The concept is called Nordstrom Local. It isn't filled with racks of merchandise; instead, it's a tiny outpost where you can meet with a personal stylist, who brings in a small selection of clothes picked out just for you. It's also a place to get manicures, have a glass of wine, and pick up or return an online order.
Investors appear skeptical of the idea; the retailer's stock fell as much as 5.4 percent on the day it was announced.
But I think it's a worthwhile experiment, one that gives Nordstrom a playground to test some ideas that have been embraced by both insurgent competitors and retail heavyweights.

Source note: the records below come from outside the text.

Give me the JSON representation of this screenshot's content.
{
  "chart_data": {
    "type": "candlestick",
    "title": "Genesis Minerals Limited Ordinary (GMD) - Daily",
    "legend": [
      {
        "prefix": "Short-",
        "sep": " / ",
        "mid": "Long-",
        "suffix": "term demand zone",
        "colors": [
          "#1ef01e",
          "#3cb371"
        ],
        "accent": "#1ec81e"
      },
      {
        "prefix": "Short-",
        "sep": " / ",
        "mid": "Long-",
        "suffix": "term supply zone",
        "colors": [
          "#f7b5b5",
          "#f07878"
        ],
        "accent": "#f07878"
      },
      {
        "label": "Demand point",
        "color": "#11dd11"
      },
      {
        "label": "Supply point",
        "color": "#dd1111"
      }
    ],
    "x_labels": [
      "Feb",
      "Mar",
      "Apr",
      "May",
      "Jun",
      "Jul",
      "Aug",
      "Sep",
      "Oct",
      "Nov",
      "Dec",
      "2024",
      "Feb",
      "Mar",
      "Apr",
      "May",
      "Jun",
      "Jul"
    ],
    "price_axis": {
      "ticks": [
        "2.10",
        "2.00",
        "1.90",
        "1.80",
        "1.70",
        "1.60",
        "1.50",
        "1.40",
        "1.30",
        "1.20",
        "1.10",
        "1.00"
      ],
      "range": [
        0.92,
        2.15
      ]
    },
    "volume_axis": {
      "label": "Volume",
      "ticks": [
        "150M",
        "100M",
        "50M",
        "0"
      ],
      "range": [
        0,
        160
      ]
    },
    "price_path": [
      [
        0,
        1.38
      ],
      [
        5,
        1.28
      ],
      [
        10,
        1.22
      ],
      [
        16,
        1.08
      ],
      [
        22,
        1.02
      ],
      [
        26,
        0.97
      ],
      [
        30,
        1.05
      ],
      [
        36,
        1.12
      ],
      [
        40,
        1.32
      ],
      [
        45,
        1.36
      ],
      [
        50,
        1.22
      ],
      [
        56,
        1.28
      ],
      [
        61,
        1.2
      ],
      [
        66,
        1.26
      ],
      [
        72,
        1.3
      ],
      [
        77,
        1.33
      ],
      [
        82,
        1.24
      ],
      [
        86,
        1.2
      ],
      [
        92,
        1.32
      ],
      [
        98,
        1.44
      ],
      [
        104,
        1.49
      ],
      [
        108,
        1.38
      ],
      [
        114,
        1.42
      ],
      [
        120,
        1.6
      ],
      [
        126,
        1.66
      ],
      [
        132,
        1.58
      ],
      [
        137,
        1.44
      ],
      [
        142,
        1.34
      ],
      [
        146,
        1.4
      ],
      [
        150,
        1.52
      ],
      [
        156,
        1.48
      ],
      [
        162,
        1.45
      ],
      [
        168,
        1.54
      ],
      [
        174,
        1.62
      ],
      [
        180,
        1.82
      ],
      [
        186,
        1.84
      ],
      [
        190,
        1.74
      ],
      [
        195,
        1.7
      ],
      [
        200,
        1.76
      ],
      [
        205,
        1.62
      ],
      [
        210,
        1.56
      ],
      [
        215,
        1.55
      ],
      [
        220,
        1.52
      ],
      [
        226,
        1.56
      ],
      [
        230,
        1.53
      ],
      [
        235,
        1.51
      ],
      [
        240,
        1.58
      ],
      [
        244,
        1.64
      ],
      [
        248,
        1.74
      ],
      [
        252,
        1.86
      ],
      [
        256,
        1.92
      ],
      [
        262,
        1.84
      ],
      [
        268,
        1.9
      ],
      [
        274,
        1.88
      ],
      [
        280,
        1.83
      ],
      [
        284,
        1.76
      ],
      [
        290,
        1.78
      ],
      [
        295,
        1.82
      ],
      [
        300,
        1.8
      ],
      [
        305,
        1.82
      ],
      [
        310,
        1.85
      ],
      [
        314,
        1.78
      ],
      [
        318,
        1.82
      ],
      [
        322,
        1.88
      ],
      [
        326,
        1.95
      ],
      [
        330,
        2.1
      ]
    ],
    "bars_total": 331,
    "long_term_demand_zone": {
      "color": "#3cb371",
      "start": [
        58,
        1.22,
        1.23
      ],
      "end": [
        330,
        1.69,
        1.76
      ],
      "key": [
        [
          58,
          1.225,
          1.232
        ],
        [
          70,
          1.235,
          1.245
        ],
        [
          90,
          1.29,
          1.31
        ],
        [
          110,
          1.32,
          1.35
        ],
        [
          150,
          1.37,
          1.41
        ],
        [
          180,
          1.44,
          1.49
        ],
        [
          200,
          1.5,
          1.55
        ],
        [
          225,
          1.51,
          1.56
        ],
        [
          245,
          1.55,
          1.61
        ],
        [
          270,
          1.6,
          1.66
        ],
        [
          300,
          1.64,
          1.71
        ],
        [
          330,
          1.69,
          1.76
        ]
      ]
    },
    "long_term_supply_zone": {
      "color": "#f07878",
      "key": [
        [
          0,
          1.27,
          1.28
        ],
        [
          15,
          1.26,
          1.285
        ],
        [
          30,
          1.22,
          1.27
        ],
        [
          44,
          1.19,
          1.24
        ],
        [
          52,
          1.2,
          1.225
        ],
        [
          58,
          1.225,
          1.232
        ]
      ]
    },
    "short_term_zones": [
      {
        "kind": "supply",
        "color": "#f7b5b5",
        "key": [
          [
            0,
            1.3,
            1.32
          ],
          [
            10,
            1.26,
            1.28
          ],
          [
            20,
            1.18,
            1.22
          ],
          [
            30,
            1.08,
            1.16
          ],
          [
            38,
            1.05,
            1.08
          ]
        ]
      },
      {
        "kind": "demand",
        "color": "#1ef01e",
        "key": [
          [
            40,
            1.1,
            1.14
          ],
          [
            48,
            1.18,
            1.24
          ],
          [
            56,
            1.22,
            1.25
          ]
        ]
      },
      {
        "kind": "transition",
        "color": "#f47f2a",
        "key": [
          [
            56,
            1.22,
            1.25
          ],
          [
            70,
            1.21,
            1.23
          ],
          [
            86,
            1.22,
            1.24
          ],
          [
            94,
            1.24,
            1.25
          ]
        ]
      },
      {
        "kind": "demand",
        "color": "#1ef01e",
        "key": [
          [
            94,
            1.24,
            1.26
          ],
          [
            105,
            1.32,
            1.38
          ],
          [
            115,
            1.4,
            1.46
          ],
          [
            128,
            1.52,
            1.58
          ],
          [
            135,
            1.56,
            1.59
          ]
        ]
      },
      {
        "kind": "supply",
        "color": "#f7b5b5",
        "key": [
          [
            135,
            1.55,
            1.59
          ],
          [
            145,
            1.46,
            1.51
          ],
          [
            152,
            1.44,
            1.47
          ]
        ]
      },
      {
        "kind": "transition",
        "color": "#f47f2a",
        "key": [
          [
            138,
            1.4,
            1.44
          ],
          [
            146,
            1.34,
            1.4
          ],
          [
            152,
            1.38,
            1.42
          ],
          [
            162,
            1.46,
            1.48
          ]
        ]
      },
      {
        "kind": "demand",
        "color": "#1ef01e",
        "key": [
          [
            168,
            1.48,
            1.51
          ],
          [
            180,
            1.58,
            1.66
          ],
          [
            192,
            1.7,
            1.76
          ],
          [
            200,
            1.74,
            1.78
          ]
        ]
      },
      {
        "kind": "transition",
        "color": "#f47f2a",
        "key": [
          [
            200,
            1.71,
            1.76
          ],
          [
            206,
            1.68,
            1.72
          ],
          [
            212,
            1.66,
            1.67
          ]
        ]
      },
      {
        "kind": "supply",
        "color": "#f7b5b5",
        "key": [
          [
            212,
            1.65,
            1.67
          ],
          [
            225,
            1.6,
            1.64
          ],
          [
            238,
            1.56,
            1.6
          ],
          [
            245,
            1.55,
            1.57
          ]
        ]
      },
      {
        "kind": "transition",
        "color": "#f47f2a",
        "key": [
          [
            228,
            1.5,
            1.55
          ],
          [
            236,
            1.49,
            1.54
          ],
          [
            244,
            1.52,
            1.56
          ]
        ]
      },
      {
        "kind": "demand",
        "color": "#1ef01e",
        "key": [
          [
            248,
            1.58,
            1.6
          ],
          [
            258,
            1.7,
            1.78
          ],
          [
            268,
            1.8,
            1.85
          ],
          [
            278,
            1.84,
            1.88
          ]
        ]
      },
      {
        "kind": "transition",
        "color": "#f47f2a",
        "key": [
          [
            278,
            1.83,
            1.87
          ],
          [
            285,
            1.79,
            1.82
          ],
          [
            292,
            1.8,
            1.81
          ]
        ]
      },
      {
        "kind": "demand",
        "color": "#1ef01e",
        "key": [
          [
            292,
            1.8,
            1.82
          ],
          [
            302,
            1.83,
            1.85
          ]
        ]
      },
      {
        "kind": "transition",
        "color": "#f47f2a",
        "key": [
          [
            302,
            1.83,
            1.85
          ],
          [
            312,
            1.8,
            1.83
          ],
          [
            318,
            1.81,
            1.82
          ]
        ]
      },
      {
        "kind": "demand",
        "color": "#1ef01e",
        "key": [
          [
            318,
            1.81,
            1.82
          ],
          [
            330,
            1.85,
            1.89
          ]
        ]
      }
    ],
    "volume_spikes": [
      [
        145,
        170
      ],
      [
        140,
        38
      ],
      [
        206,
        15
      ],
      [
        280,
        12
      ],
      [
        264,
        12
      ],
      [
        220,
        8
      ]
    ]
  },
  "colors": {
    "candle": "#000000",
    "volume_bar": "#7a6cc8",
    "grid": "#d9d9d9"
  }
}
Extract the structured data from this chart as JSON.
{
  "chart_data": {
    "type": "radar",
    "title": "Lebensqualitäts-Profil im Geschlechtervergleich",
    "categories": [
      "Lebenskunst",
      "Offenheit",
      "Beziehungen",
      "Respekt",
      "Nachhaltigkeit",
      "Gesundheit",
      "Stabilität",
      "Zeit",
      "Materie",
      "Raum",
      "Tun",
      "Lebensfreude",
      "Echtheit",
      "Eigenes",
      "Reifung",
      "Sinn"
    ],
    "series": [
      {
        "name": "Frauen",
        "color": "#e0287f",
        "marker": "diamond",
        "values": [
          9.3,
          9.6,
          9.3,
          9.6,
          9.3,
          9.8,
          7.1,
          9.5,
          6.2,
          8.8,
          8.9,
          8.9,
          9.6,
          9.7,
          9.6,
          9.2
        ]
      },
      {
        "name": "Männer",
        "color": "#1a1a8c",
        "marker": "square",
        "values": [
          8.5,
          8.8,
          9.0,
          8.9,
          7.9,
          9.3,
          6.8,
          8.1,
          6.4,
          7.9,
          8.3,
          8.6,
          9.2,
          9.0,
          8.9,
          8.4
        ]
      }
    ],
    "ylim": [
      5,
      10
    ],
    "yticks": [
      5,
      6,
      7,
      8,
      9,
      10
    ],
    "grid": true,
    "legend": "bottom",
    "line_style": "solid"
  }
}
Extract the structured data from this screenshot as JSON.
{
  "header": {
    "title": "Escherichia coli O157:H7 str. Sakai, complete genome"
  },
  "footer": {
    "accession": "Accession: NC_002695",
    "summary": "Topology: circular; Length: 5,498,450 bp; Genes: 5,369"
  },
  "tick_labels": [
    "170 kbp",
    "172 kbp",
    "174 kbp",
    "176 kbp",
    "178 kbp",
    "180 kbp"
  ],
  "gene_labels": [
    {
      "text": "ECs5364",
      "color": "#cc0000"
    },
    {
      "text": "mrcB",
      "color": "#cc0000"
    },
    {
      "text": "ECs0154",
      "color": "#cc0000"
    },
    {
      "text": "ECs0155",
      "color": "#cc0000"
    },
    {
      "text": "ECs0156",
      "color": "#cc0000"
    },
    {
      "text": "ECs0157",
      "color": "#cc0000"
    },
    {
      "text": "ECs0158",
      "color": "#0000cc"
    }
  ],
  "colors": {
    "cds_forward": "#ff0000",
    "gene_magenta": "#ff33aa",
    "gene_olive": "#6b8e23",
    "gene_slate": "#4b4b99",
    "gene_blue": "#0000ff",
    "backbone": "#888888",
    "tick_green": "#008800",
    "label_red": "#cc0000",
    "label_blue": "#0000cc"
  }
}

While Nordstrom Local doesn't exactly mimic the setup of a Bonobos or a Warby Parker, it clearly takes inspiration from those successful newcomers. Those brands use their tiny brick-and-mortar locations as showrooms, where customers typically try on different styles and have their favorites shipped to their doorstep later. The physical store gives these retailers a chance to deliver high-touch customer service, theoretically making customers more loyal to the brand.
That seems to be what Nordstrom is going for with its Local concept: a more boutique-like, personalized experience for shoppers increasingly seeking such environments.
Plus, by offering services such as manicures, Nordstrom gives people a reason to come to the store even when they're not in the market for a new outfit. This has much in common with Apple Inc.'s shrewd strategy of turning its stores into community centers that people visit for coding classes or concerts. Both effectively acknowledge that the role of the store in a digital world is increasingly about brand-building and not about ringing up big sales.
The Nordstrom Local concept could also help ease some of the pain points of online shopping. As a convenience-oriented service center for returns and a place to retrieve e-commerce orders, it could remove some of the perceived risk or hassle of buying online. This is exactly what Amazon.com Inc. is trying to do with its fast-growing network of physical access points such as campus stores and lockers.
And Nordstrom badly needs more dependable e-commerce growth.
It's hardly a sure thing that shoppers will flock to Nordstrom Local. It could end up on the long list of failed attempts to jazz up department stores, alongside the likes of Kohl's Café and a J.C. Penney with no promotions.
But if you accept the premise that department stores are a troubled format, then you should tip your hat to Nordstrom for trying to reimagine what its physical footprint can look like and what purpose it can serve. Department stores can't keep trying to make subtle nips and tucks to their businesses to survive; they have to be willing to do more.
And it helps that Nordstrom Local is not exactly an expensive investment. There's just one location right now, and it's just 3,000 square feet -- far smaller than the 140,000 square feet that is typical for a Nordstrom department store. That makes it a cost-effective way to test how Nordstrom can best emulate some of the most innovative retailers in the game.
This is a time of great uncertainty for Nordstrom. It's exploring going private, and those talks are reportedly hitting snags. But it's right to keep trying to pull out of its traditional retailing lane. Its future may depend on it.
This column does not necessarily reflect the opinion of Bloomberg LP and its owners.